Perto da divisa entre as duas partes da cidade sou agarrada pela mochila como um gato encurralado – me solta seu merda – agarro o ferro em minha mão e atinjo o soldado pela cabeça, não o incomodando tanto por causa do capacete, preciso de apenas alguns segundos para pensar antes de apanhar minha faca e o apunhalar na perna fazendo me soltar dizendo palavras sujas.

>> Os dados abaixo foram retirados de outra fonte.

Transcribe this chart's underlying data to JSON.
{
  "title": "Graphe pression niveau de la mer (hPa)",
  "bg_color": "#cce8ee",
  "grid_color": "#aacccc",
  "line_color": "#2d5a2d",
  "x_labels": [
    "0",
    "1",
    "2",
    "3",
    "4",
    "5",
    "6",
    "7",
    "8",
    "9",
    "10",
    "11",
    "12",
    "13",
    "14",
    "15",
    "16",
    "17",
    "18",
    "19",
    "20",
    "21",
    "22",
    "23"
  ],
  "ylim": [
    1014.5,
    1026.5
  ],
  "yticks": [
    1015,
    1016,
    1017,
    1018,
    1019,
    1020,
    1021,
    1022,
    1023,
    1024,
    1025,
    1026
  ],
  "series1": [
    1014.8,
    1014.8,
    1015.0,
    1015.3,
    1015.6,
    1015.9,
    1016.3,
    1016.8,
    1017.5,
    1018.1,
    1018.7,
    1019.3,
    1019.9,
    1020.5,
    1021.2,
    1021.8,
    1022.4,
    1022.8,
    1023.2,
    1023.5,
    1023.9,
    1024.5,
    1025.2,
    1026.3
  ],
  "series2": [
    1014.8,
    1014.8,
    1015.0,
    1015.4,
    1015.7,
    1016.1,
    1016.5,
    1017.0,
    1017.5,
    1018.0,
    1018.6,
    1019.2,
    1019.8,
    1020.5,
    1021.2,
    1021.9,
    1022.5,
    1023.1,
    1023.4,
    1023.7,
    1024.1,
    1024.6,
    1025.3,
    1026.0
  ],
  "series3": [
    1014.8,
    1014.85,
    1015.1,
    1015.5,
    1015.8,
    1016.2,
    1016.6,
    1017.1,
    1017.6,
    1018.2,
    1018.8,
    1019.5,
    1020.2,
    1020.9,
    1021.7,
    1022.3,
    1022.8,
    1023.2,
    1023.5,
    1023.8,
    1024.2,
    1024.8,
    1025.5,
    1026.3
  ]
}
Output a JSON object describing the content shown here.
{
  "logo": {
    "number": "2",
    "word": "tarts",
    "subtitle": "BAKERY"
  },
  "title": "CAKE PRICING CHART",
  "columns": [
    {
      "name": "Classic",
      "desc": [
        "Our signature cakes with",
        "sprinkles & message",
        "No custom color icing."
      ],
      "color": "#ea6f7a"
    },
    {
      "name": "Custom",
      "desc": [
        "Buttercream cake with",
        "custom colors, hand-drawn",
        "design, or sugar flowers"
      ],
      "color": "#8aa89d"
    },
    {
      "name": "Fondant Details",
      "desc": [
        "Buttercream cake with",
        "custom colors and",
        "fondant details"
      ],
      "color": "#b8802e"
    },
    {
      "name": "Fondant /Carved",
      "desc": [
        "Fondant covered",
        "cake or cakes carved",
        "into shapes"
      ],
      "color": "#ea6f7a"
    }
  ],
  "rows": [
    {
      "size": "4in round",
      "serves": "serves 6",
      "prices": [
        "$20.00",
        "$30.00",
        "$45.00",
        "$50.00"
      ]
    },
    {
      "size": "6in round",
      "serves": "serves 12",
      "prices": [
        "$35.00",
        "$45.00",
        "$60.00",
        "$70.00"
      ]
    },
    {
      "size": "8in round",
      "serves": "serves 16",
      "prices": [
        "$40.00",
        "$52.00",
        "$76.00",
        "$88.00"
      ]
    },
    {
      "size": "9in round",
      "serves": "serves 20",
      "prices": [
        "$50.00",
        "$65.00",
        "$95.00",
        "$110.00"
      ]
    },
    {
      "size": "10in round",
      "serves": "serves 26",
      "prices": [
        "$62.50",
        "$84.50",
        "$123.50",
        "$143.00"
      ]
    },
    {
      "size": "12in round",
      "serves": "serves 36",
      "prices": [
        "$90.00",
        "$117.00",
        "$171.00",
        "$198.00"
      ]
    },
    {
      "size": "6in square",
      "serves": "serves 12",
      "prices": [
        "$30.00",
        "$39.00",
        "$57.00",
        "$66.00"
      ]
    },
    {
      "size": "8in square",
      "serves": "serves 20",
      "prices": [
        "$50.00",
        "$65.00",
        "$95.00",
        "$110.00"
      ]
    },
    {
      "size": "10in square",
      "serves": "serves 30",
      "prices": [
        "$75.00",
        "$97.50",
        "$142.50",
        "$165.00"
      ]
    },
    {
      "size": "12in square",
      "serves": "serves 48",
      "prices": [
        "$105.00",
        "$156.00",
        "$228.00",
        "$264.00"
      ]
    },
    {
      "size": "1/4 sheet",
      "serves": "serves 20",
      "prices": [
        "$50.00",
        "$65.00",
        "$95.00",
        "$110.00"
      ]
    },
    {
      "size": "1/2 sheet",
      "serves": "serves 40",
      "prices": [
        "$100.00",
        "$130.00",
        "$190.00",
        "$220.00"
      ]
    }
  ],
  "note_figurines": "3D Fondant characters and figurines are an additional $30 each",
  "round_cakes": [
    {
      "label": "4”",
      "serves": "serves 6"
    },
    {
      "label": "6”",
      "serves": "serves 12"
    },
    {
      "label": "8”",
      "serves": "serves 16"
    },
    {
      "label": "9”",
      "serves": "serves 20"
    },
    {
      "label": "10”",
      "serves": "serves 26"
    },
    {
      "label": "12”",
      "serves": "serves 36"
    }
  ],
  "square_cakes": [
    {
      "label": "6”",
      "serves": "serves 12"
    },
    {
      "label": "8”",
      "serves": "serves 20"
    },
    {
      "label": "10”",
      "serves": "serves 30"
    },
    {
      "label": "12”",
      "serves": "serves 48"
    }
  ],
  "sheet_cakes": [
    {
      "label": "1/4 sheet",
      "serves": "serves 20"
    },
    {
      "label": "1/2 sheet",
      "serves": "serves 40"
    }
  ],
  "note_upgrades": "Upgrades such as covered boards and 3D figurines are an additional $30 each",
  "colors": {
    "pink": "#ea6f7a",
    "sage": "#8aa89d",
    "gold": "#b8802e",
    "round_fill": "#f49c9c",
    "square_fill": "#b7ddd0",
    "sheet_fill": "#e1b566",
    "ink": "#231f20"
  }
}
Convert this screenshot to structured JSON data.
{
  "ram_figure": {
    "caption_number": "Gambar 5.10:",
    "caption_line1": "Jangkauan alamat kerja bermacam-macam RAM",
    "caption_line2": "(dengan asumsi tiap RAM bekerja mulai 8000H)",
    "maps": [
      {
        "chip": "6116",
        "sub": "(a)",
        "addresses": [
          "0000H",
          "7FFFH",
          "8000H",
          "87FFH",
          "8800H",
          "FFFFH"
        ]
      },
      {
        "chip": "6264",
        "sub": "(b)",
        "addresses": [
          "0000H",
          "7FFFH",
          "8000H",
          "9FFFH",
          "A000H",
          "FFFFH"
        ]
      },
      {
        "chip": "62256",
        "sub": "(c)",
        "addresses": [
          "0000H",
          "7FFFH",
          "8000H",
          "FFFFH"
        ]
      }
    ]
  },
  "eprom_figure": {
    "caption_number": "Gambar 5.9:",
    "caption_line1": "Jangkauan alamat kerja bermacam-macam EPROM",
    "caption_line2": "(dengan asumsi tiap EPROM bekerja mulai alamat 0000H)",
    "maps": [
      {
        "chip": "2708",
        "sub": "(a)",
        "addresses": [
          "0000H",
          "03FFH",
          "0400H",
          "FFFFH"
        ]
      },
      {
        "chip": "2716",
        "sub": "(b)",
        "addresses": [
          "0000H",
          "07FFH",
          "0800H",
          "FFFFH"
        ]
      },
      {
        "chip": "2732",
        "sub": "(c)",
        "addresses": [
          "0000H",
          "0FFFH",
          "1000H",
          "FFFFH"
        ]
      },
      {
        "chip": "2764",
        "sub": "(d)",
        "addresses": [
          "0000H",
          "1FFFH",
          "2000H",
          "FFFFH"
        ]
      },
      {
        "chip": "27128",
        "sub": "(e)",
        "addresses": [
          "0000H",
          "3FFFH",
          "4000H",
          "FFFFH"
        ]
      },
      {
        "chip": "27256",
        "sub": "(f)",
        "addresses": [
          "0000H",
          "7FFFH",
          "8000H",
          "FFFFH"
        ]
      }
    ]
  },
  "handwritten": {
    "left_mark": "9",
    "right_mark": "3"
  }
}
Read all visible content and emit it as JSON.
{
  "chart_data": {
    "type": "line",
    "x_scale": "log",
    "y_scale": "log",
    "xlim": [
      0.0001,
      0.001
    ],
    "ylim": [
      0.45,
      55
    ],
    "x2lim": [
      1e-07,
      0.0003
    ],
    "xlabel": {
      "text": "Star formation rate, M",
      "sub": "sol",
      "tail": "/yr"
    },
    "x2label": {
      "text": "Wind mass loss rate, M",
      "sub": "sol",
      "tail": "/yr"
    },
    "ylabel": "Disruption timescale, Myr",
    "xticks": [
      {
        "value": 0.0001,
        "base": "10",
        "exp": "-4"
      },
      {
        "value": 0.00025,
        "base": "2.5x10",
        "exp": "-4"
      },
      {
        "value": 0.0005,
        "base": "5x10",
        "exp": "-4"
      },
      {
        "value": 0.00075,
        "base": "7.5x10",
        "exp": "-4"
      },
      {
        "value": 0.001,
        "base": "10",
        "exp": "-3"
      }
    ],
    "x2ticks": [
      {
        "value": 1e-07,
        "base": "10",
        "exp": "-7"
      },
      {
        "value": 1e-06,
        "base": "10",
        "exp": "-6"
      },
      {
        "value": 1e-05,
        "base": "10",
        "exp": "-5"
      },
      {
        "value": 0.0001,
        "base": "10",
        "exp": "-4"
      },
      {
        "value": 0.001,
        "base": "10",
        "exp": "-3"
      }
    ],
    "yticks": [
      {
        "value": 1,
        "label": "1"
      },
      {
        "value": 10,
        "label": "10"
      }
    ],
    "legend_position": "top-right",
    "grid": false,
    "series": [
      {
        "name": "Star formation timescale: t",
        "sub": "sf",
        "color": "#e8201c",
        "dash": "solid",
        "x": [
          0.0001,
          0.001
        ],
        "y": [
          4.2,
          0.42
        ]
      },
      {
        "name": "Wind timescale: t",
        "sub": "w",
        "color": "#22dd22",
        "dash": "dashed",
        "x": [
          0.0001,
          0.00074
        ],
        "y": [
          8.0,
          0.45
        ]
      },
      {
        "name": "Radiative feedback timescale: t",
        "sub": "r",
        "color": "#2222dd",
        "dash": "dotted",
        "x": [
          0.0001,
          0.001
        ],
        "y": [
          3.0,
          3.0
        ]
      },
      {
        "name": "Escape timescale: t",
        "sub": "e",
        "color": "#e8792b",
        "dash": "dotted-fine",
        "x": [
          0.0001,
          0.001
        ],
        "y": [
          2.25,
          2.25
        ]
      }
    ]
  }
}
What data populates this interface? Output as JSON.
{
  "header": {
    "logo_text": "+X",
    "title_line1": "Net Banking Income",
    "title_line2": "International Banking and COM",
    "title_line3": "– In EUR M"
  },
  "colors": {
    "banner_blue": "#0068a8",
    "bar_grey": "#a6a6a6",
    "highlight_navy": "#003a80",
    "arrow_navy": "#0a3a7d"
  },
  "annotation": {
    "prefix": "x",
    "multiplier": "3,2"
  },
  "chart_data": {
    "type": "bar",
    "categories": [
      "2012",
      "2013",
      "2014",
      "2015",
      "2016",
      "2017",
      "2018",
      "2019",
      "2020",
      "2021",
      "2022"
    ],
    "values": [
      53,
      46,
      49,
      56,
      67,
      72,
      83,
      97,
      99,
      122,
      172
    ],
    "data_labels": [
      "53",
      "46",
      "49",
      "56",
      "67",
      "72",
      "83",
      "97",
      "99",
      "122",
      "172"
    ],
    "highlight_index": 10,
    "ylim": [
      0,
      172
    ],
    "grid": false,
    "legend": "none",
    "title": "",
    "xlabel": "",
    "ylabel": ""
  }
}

Ele rapidamente tira a faca da perna e tenta alcançar a arma em seu corpo me obrigando a usar o ferro em minha mão para impedir que ele a alcance, sentindo seu olhar de ódio em mim quando de repente sou atingida por algo duro na costela me fazendo largar o pé de cabra e cair no chão. Antes mesmo que eu pudesse pensar em reagir sou agarrada pelos braços e minha mochila jogada pra longe sentindo a respiração falhar por conta da pancada aos poucos mais soldados se aproximaram me desarmando e me levantando em direção ao general que me observava com um ar vitorioso e arrogante.
- Então foi você que derrubou meu soldado, impressionante – o mesmo seguro meu queixo olhando todo meu rosto como se procurasse algo para debochar além da minha captura – não é de todo ruim, cuidado rapazes podem se apaixonar por um rostinho desses e acabarem mortos no outro dia – ouço risadas e mais piadas nojentas, aproveito a proximidade do general e cuspo em seu rosto deixando todos que estavam rindo em silêncio.
-Vai para o inferno, não se apaixone por mim general posso matar você – rio com deboche até ser atingida pela nuca e apagar completamente, sentindo que ali acabara minha liberdade e provavelmente a minha vida. Seria essa a sensação de morrer?